Here are a few examples:

**Arrow:**Arrow is a functional programming library for Kotlin that provides support for many functional programming concepts, including currying. Arrow provides a`curried`

function that can be used to curry any function in Kotlin.**Kategory:**Kategory is another functional programming library for Kotlin that provides support for currying. Kategory provides a`curried`

function that can be used to curry any function in Kotlin, as well as several other utility functions for working with curried functions.**Kotlin stdlib:**The Kotlin standard library includes several functions that can be used to curry functions. For example, the`fun <P1, P2, R> Function2<P1, P2, R>.curried(): (P1) -> (P2) -> R`

extension function can be used to curry a two-argument function.**Koin:**Koin is a popular dependency injection framework for Kotlin that supports currying.**Koin provides a****factory****function that can be used to create a curried factory function that returns instances of a given type**.

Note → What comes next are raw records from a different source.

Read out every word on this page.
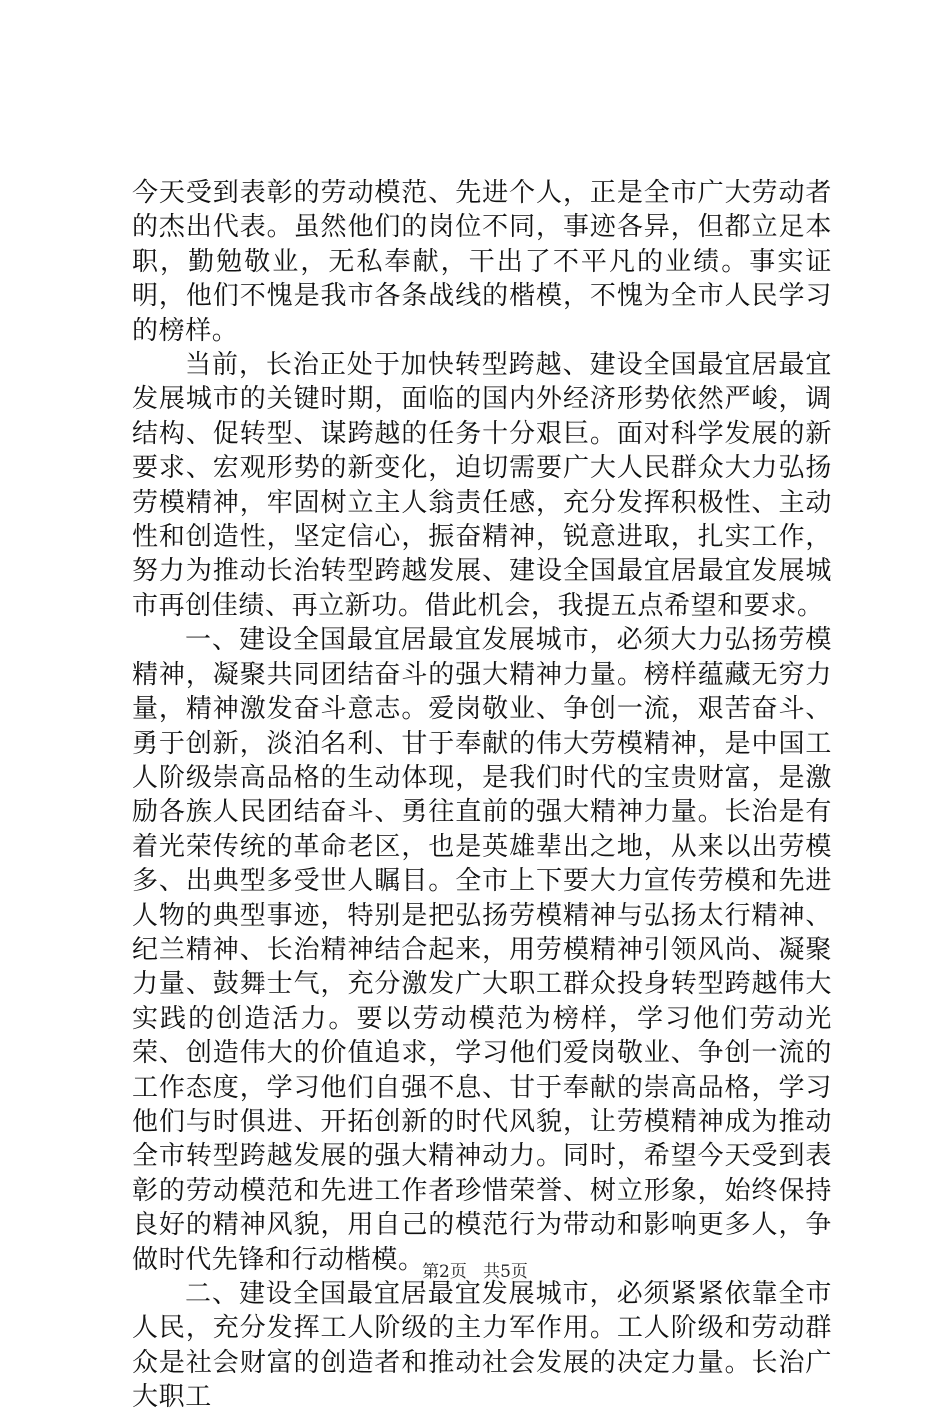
今天受到表彰的劳动模范、先进个人，正是全市广大劳动者的杰出代表。虽然他们的岗位不同，事迹各异，但都立足本职，勤勉敬业，无私奉献，干出了不平凡的业绩。事实证明，他们不愧是我市各条战线的楷模，不愧为全市人民学习的榜样。

当前，长治正处于加快转型跨越、建设全国最宜居最宜发展城市的关键时期，面临的国内外经济形势依然严峻，调结构、促转型、谋跨越的任务十分艰巨。面对科学发展的新要求、宏观形势的新变化，迫切需要广大人民群众大力弘扬劳模精神，牢固树立主人翁责任感，充分发挥积极性、主动性和创造性，坚定信心，振奋精神，锐意进取，扎实工作，努力为推动长治转型跨越发展、建设全国最宜居最宜发展城市再创佳绩、再立新功。借此机会，我提五点希望和要求。

一、建设全国最宜居最宜发展城市，必须大力弘扬劳模精神，凝聚共同团结奋斗的强大精神力量。榜样蕴藏无穷力量，精神激发奋斗意志。爱岗敬业、争创一流，艰苦奋斗、勇于创新，淡泊名利、甘于奉献的伟大劳模精神，是中国工人阶级崇高品格的生动体现，是我们时代的宝贵财富，是激励各族人民团结奋斗、勇往直前的强大精神力量。长治是有着光荣传统的革命老区，也是英雄辈出之地，从来以出劳模多、出典型多受世人瞩目。全市上下要大力宣传劳模和先进人物的典型事迹，特别是把弘扬劳模精神与弘扬太行精神、纪兰精神、长治精神结合起来，用劳模精神引领风尚、凝聚力量、鼓舞士气，充分激发广大职工群众投身转型跨越伟大实践的创造活力。要以劳动模范为榜样，学习他们劳动光荣、创造伟大的价值追求，学习他们爱岗敬业、争创一流的工作态度，学习他们自强不息、甘于奉献的崇高品格，学习他们与时俱进、开拓创新的时代风貌，让劳模精神成为推动全市转型跨越发展的强大精神动力。同时，希望今天受到表彰的劳动模范和先进工作者珍惜荣誉、树立形象，始终保持良好的精神风貌，用自己的模范行为带动和影响更多人，争做时代先锋和行动楷模。

二、建设全国最宜居最宜发展城市，必须紧紧依靠全市人民，充分发挥工人阶级的主力军作用。工人阶级和劳动群众是社会财富的创造者和推动社会发展的决定力量。长治广大职工

第2页 共5页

These are just a few examples of the many libraries and frameworks in the Kotlin ecosystem that support currying. With the increasing popularity of functional programming in Kotlin, it is likely that we will see even more support for currying in the future.

**Advantages and Disadvantages**

Here are some advantages and disadvantages of using currying in Kotlin:

**Advantages:**

**Increased modularity:**Currying allows you to break down complex functions into smaller,**more modular functions**. This makes your code easier to read, understand, and maintain.**Code reuse:**By currying functions, you can create smaller, reusable functions that can be used in multiple contexts. This**reduces code duplication**and helps you write more concise and reusable code.**Improved type safety:****Currying can help improve type safety by ensuring that each curried function takes exactly one argument of the correct type. This can help catch errors at compile time and make your code more robust**.**Improved readability:**By currying functions, you can create more readable code that clearly expresses the intent of the code. This can make your code easier to understand and maintain.

**Disadvantages:**

**Performance overhead:**Currying involves creating new functions for each argument, which can lead to**performance overhead**. In some cases, the performance overhead of currying may outweigh the benefits of modularity and code reuse.**Increased complexity:**Currying can make code**more complex**, especially if you are not familiar with the technique. This can make it**harder to debug and maintain your code**.**Less intuitive:**Currying can be**less intuitive**than traditional function calls, especially if you are used to imperative programming. This can make**it harder to understand**and reason about your code.**Potential for misuse:**Currying can be a powerful technique, but it can also be misused. It is important to use currying judiciously and only when it makes sense for the specific use case.

**Conclusion**

In this blog post, we explored the concept of currying in Kotlin and how it can be used to write more concise and expressive code. We looked at several examples of curried functions, including adding numbers and filtering lists, to demonstrate how currying can simplify complex functions, promote reusability, and enable function composition. By leveraging the power of currying, Kotlin developers can write more modular, maintainable, and reusable code that is easier to test and debug.